In his debut season, New York Jets fifth-round rookie CB Bryce Hall demonstrated qualities that warrant confidence he can become a building block.
The journey to New York …
The story of New York Jets cornerback Bryce Hall is one of perseverance.
In 2018, Hall excelled during his junior season for the Virginia Cavaliers. Hall led the nation with 22 pass breakups. That impressive number landed him a spot on the All-ACC First Team and the Walter Camp All-America Second Team.
With a decision regarding his future looming, Hall opted to return to the Cavaliers’ campus for his senior season. Given his standout play, Hall positioned himself to be in the conversation with other highly regarded prospects for the 2020 NFL draft.
However, the course of his future changed on the night of Oct. 11, 2019. Unfortunately, Hall suffered a significant leg injury while blocking on the punt return team late in the first half of a game against the University of Miami, ending his college football career.
Once considered an early-round draft prospect, Hall’s draft stock was drastically altered as it became uncertain when he would hear his name called that upcoming April.
On draft weekend, Hall continued to tumble further and further down the board to the surprise of many. Finally, in the fifth round, Joe Douglas and the Jets took a chance on the talented Virginia product.
2020 rookie season
Hall’s recovery continued through the start of the 2020 NFL season. As the Jets struggled mightily week after week, the conversation mid-season shifted toward the future of the organization – which players on the current roster can be considered building blocks moving forward?
Finally, Hall got a chance to prove that he could be one of those building blocks when he made his anxiously-awaited debut in Week 9 against the New England Patriots. After seeing limited action in that game, he went on to start the remaining seven games of the season.
To say Hall was thrown into the fire early is an understatement. In his first start, he saw plenty of matchups with Keenan Allen and Mike Williams. Then followed DeVante Parker, Darren Waller, D.K. Metcalf and the Rams’ multi-talented WR group.
Sure, did we see Hall get beat by DeVante Parker on a couple of back-shoulder throws? Yes. Did Hall get called for pass interference in an attempt to cover Kennan Allen? Yes. Was he a victim to DK Metcalf’s fade route to the back pylon? Yes.
What I’m here to tell you and then show you is …
The transition to the NFL for a cornerback is extremely difficult. Of course, you’ll find plays where he gets beat for a completion. And given the nature of the position, those plays will happen in the future.
What’s important at this stage of his career is to analyze his technique, positioning, and understanding of his responsibilities.
Fortunately, the totality of his rookie film shows encouraging signs of a bright future that leads me to the confident opinion that Bryce Hall is a building block for the Jets defense.

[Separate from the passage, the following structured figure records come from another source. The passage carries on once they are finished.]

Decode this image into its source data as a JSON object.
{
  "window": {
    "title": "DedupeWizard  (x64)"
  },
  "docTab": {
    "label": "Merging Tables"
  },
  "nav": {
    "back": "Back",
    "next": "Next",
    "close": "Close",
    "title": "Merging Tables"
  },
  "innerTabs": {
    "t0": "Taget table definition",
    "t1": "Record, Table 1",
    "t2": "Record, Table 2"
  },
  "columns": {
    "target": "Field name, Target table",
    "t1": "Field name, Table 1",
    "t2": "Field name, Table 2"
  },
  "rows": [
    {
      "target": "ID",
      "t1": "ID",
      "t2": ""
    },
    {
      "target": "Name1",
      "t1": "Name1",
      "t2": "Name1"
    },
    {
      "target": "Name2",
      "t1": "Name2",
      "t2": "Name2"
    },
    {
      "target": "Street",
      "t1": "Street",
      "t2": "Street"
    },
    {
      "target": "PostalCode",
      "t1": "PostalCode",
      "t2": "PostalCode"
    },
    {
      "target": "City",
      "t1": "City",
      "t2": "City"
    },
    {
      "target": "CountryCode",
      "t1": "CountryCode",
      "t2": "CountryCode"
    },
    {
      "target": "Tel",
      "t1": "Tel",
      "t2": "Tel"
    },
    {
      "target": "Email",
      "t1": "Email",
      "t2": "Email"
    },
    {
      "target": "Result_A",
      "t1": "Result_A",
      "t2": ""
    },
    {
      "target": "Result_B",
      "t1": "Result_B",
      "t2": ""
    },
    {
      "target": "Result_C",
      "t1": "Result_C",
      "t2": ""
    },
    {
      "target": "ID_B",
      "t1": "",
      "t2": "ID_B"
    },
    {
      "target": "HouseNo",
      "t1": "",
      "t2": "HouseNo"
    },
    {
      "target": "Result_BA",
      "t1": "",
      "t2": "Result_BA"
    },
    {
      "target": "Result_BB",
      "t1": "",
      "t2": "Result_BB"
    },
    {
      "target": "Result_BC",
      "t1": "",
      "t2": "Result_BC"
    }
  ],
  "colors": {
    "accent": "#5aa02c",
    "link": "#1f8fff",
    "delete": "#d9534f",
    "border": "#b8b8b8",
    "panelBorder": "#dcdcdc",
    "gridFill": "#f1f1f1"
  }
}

I’ve broken down a variety of plays that capture the following:
- His technique in soft press man to man coverage
- His read, react and tackling skills combined with discipline in zone coverage
- An example of having the all-important short memory
Let’s get to the film.
Technique in Man to Man Coverage
Hall often played in man coverage utilizing the soft press technique. The above video contains a breakdown of two plays from his first start. The first play features a matchup with Mike Williams, who runs a vertical route. The second features a matchup with Kennan Allen, who runs a stop.
In soft press, Hall will be lined up with about 2-3 yards of separation between him and the WR. This requires patience, eye discipline and timing. The goal is to have active feet, watch the WR’s movements, keep leverage and break outside into your man turn or inside based on the WR’s route.
Both plays required Hall to get into his man turn. Once in his man turn, he did a great job of keeping a good relationship with the WR; staying on his hip. Great positioning resulted in two incompletions – fantastic stuff for a young rookie against a pair of NFL studs.
Let’s move on to Hall’s short memory. As I previously mentioned, there are going to be plays that do not go your way.
In man coverage, Hall sees a slant route from Parker. Without active feet at the snap, Hall ends up positioned far ahead of Parker allowing him to cut underneath to the slant. The result is a completion, missed tackle, and big gain.
A short memory is required for a cornerback. The second play above has Hall again in soft press against DeVante Parker just a quarter later. This time, Hall has active feet, keeps his shoulders square, and breaks with Parker to the slant. As the quarterback releases, Hall gets his left arm on Parker’s upfield shoulder and his right arm over the top into the passing lane to break up the pass.